Мистическое осмысление у Соловьевой иногда получают даже политические события. Так происходит, например, в стихотворении «5 марта 1861 года», написанном к 50-й годовщине освобождения крестьян – акта довольно сомнительного и половинчатого. Это событие у Соловьевой соотносится с прощенным воскресеньем накануне Великого поста. Пора «зимней тьмы» здесь сравнивается с неволей, весна – с освобождением. Землю и небо соединяет колокольный звон, возвещающий «весть золотую» («божественную»?) «исстрадавшимся, дальним, безвестным» [73, с. 143], то есть тем, кто полностью соответствует народным представлениям о святости, с призывом в духе народного благочестия: «Осени себя знамением крестным, / Труд свободный подъемли, народ!» [73, с. 143]. Мистическое осмысление противоречивого реального события русской истории позволяет стихотворению не превратиться в факт политической пропаганды.
Обращает на себя внимание постоянство некоторых метафор и эпитетов для описания явлений «иного» мира. Образы, связанные с семантикой света, практически всегда не соответствуют зрительному восприятию, а являются символами «небесного» мира; подобное значение имеют и слова «золото», «золотой». Лучи и колокольный звон (часто в конгломерате) исполняют функцию связи между «землей» и «небом», в полном соответствии с мифопоэтическими символистскими принципами. Эти понятия и образы, наряду с образом-символом елки, в мифологической картине мира Соловьевой оформляют «небесный» ярус, по подобию которого стремится существовать и «земной».

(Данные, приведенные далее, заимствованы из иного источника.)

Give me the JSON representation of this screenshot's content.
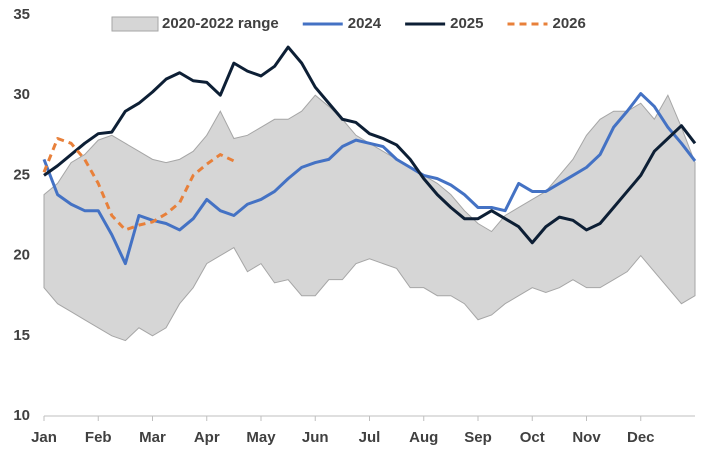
{
  "chart_data": {
    "type": "line",
    "x": [
      0,
      0.25,
      0.5,
      0.75,
      1,
      1.25,
      1.5,
      1.75,
      2,
      2.25,
      2.5,
      2.75,
      3,
      3.25,
      3.5,
      3.75,
      4,
      4.25,
      4.5,
      4.75,
      5,
      5.25,
      5.5,
      5.75,
      6,
      6.25,
      6.5,
      6.75,
      7,
      7.25,
      7.5,
      7.75,
      8,
      8.25,
      8.5,
      8.75,
      9,
      9.25,
      9.5,
      9.75,
      10,
      10.25,
      10.5,
      10.75,
      11,
      11.25,
      11.5,
      11.75,
      12
    ],
    "xlim": [
      0,
      12
    ],
    "xticks": [
      {
        "value": 0,
        "label": "Jan"
      },
      {
        "value": 1,
        "label": "Feb"
      },
      {
        "value": 2,
        "label": "Mar"
      },
      {
        "value": 3,
        "label": "Apr"
      },
      {
        "value": 4,
        "label": "May"
      },
      {
        "value": 5,
        "label": "Jun"
      },
      {
        "value": 6,
        "label": "Jul"
      },
      {
        "value": 7,
        "label": "Aug"
      },
      {
        "value": 8,
        "label": "Sep"
      },
      {
        "value": 9,
        "label": "Oct"
      },
      {
        "value": 10,
        "label": "Nov"
      },
      {
        "value": 11,
        "label": "Dec"
      }
    ],
    "ylim": [
      10,
      35
    ],
    "yticks": [
      10,
      15,
      20,
      25,
      30,
      35
    ],
    "legend": "top",
    "range": {
      "name": "2020-2022 range",
      "color": "#d6d6d6",
      "upper": [
        23.8,
        24.5,
        25.8,
        26.3,
        27.2,
        27.5,
        27,
        26.5,
        26,
        25.8,
        26,
        26.5,
        27.5,
        29,
        27.3,
        27.5,
        28,
        28.5,
        28.5,
        29,
        30,
        29.3,
        28.5,
        27.5,
        27,
        26.5,
        26,
        25.5,
        25,
        24.5,
        23.8,
        22.8,
        22,
        21.5,
        22.5,
        23,
        23.5,
        24,
        25,
        26,
        27.5,
        28.5,
        29,
        29,
        29.5,
        28.5,
        30,
        28,
        25.8
      ],
      "lower": [
        18,
        17,
        16.5,
        16,
        15.5,
        15,
        14.7,
        15.5,
        15,
        15.5,
        17,
        18,
        19.5,
        20,
        20.5,
        19,
        19.5,
        18.3,
        18.5,
        17.5,
        17.5,
        18.5,
        18.5,
        19.5,
        19.8,
        19.5,
        19.2,
        18,
        18,
        17.5,
        17.5,
        17,
        16,
        16.3,
        17,
        17.5,
        18,
        17.7,
        18,
        18.5,
        18,
        18,
        18.5,
        19,
        20,
        19,
        18,
        17,
        17.5
      ]
    },
    "series": [
      {
        "name": "2024",
        "color": "#4472c4",
        "dashed": false,
        "values": [
          26,
          23.8,
          23.2,
          22.8,
          22.8,
          21.3,
          19.5,
          22.5,
          22.2,
          22,
          21.6,
          22.3,
          23.5,
          22.8,
          22.5,
          23.2,
          23.5,
          24,
          24.8,
          25.5,
          25.8,
          26,
          26.8,
          27.2,
          27,
          26.8,
          26,
          25.5,
          25,
          24.8,
          24.4,
          23.8,
          23,
          23,
          22.8,
          24.5,
          24,
          24,
          24.5,
          25,
          25.5,
          26.3,
          28,
          29,
          30.1,
          29.3,
          28,
          27,
          25.9
        ]
      },
      {
        "name": "2025",
        "color": "#0d1f35",
        "dashed": false,
        "values": [
          25,
          25.6,
          26.3,
          27,
          27.6,
          27.7,
          29,
          29.5,
          30.2,
          31,
          31.4,
          30.9,
          30.8,
          30,
          32,
          31.5,
          31.2,
          31.8,
          33,
          32,
          30.5,
          29.5,
          28.5,
          28.3,
          27.6,
          27.3,
          26.9,
          26,
          24.8,
          23.8,
          23,
          22.3,
          22.3,
          22.8,
          22.3,
          21.8,
          20.8,
          21.8,
          22.4,
          22.2,
          21.6,
          22,
          23,
          24,
          25,
          26.5,
          27.3,
          28.1,
          27
        ]
      },
      {
        "name": "2026",
        "color": "#e8803a",
        "dashed": true,
        "values": [
          25.2,
          27.3,
          27,
          26,
          24.5,
          22.5,
          21.6,
          21.9,
          22.1,
          22.6,
          23.3,
          25,
          25.7,
          26.3,
          25.9,
          null,
          null,
          null,
          null,
          null,
          null,
          null,
          null,
          null,
          null,
          null,
          null,
          null,
          null,
          null,
          null,
          null,
          null,
          null,
          null,
          null,
          null,
          null,
          null,
          null,
          null,
          null,
          null,
          null,
          null,
          null,
          null,
          null,
          null
        ]
      }
    ]
  }
}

Помимо «мифологизированных», в творчестве поэтессы встречаются произведения с несколько иным подходом к изображению мира. Это, во-первых, эпические стихотворные повествования о приключениях, а во-вторых – произведения, основанные на чисто словесной или образной игре, – шарады и загадки. И в тех, и в других (исключение – поэма-сказка «Как бесенок попал на елку») имплицитное присутствие религиозного подтекста устанавливается только в контексте всего творчества Соловьевой.
«Приключенческие» произведения представляют собой различные модификации литературной сказки. И.Г. Минералова выделяет, в зависимости от степени близости к произведениям устной словесности, следующие типы литературных сказок:
«1. Запись народных сказок.
2. Обработка, адаптация фольклорных записей сказок <…>.

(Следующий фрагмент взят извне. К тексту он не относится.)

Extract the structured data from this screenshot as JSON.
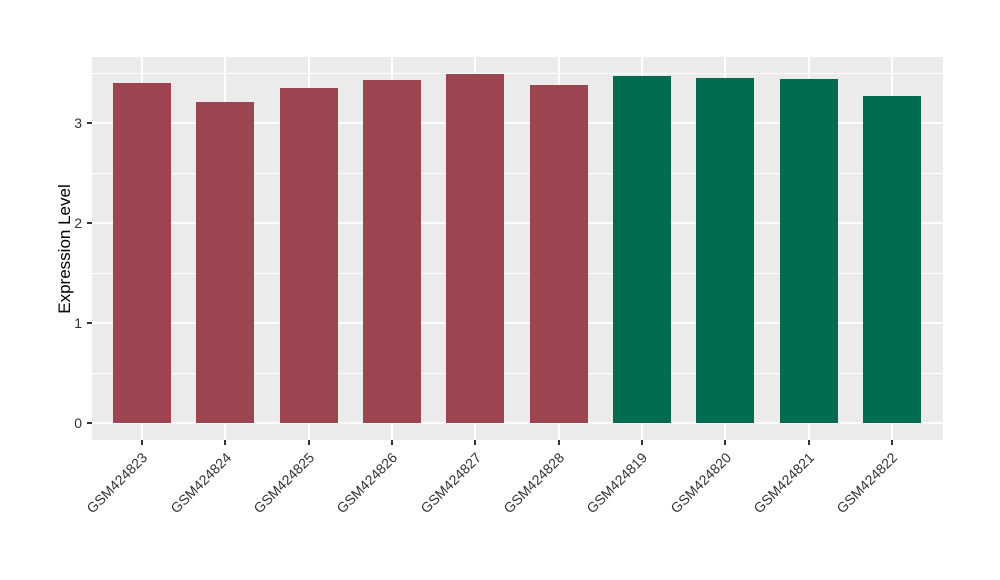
{
  "chart_data": {
    "type": "bar",
    "title": "",
    "xlabel": "",
    "ylabel": "Expression Level",
    "categories": [
      "GSM424823",
      "GSM424824",
      "GSM424825",
      "GSM424826",
      "GSM424827",
      "GSM424828",
      "GSM424819",
      "GSM424820",
      "GSM424821",
      "GSM424822"
    ],
    "values": [
      3.4,
      3.21,
      3.35,
      3.43,
      3.49,
      3.38,
      3.47,
      3.45,
      3.44,
      3.27
    ],
    "bar_colors": [
      "#9C4450",
      "#9C4450",
      "#9C4450",
      "#9C4450",
      "#9C4450",
      "#9C4450",
      "#006B4E",
      "#006B4E",
      "#006B4E",
      "#006B4E"
    ],
    "group_colors": {
      "maroon_group": "#9C4450",
      "green_group": "#006B4E"
    },
    "yticks": [
      0,
      1,
      2,
      3
    ],
    "minor_yticks": [
      0.5,
      1.5,
      2.5,
      3.5
    ],
    "ylim": [
      0,
      3.66
    ],
    "grid": true,
    "legend": "none",
    "panel_background": "#EBEBEB",
    "gridline_color": "#FFFFFF",
    "tick_text_color": "#333333",
    "tick_mark_color": "#333333"
  }
}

3. Авторский пересказ <…>.
4. Авторская сказка (в ней создана своя собственная внутренняя форма, фольклорное используется с иной, художественно оригинальной семантикой <…>).
5. Стилизация и пародия (это путь от литературной реальности навстречу фольклорному образцу с разной художественно-педагогической задачей) <…>.
6. Собственно литературная сказка» [149, с. 72].